Après avoir quitté le sauna, Jérôme et moi marchons côte à côte sur la longue et large allée sablée qui traverse le parc. Je garde les yeux baissés, concentré sur cette chose qui m'oppresse.
Et je lui raconte Mehdi.
Tout Mehdi.
- " Mais, dis-moi, Julien, ce Mehdi ..."
Ainsi, après avoir religieusement écouté intégralement mon récit de la rencontre avec Mehdi et de ce qui en a suivi en hochant régulièrement la tête comme un auditeur concentré, une fois que je me suis vidé de toute ma peine, profonde, qu'elle s'est étalée devant lui, complaisamment répandue en flaque à ses pieds, Jérôme revient sur mes dires, avec mille précautions, je le vois bien, comme les doigts d'une mère soignant le genou sanguinolent de son garçon qui a chuté. Lui, l'enfant, il pleure et hoquète, autant de douleur que de la vexation d'avoir trébuché, d'avoir perdu la maîtrise de ce monde qu'il s'imaginait -déjà! tenir dans sa menotte.
Pareillement, moi, je suis planté, démuni, avec mon incompréhension face à cette disparition inexpliquée comme une météorite dure et moire qui a tout brûlé autour de son point d'impact et m'a pétrifié ; sur la pointe des pieds, Jérôme attire mon regard sur tel ou tel détail, au prétexte, dit-il, qu'il "n'a pas bien compris" et moi, je m'y penche, je réfléchis, je reformule, je reconsidère.
Il reprend :
-" C'est bien Mehdi lui-même qui te dit qu'il est chaud comme la braise avec toi ..."
- "Oui, très rapidement, nous nous sommes TRÈS bien entendu, pour le plaisir."
Devant la véhémence de ma protestation, il ne peut retenir un sourire qui, par contagion ramène le mien sur mes lèvres.
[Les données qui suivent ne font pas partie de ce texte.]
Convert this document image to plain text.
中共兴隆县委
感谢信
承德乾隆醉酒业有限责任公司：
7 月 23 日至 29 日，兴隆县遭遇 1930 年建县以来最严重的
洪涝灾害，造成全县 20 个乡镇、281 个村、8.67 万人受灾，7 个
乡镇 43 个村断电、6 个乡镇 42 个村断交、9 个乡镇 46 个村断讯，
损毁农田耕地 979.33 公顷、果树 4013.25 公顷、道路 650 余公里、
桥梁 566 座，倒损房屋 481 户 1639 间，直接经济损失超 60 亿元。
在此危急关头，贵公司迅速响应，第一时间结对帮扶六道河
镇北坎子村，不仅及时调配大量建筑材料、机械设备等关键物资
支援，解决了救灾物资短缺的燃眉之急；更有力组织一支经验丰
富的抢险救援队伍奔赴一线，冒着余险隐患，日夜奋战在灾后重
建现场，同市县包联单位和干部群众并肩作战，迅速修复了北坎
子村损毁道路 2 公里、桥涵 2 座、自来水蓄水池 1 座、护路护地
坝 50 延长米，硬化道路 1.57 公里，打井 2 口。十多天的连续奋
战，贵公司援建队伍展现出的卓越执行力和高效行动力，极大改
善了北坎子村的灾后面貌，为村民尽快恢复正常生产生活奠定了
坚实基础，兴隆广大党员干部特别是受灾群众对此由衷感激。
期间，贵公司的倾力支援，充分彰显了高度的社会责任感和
-" La rencontre de Mehdi, c'est D'ABORD un beau moment de sensualité : le plaisir de la découverte réciproque, de l'apprivoisement, le charme irremplaçable de ces premières fois.
The thrill of the first kiss / le frisson du premier baiser / it'll blow rigth to you / ça va te tomber dessus / it's never as good as the first time / Ce n'est jamais aussi bien que la première fois / never as good as the first time / jamais aussi bien que la première fois ..."*
Je relève mes yeux dans ceux, tout aussi brillants, de Jérôme ; nous partageons cette réjouissance entre comparses épicuriens qui savent d'expérience de quoi ils parlent. Il entoure mon épaule de son bras et nous faisons quelques pas dans cette communion fraternelle puis il me souffle.
- "Au moins as-tu quelques beaux souvenirs dans ton malheur."
Il a raison, il m'a rendu le garçon sensuel qui a réjoui mes sens ... mais ça ne rend son départ inexpliqué que plus cruel encore, j'ai à nouveau ce goût de pierre dans la bouche.
Puis, progressivement, me revient la douceur de ces éblouissements que nous avons partagés, ils fondent sur ma langue et leur jus sucré et apaisant s'écoule dans ma gorge.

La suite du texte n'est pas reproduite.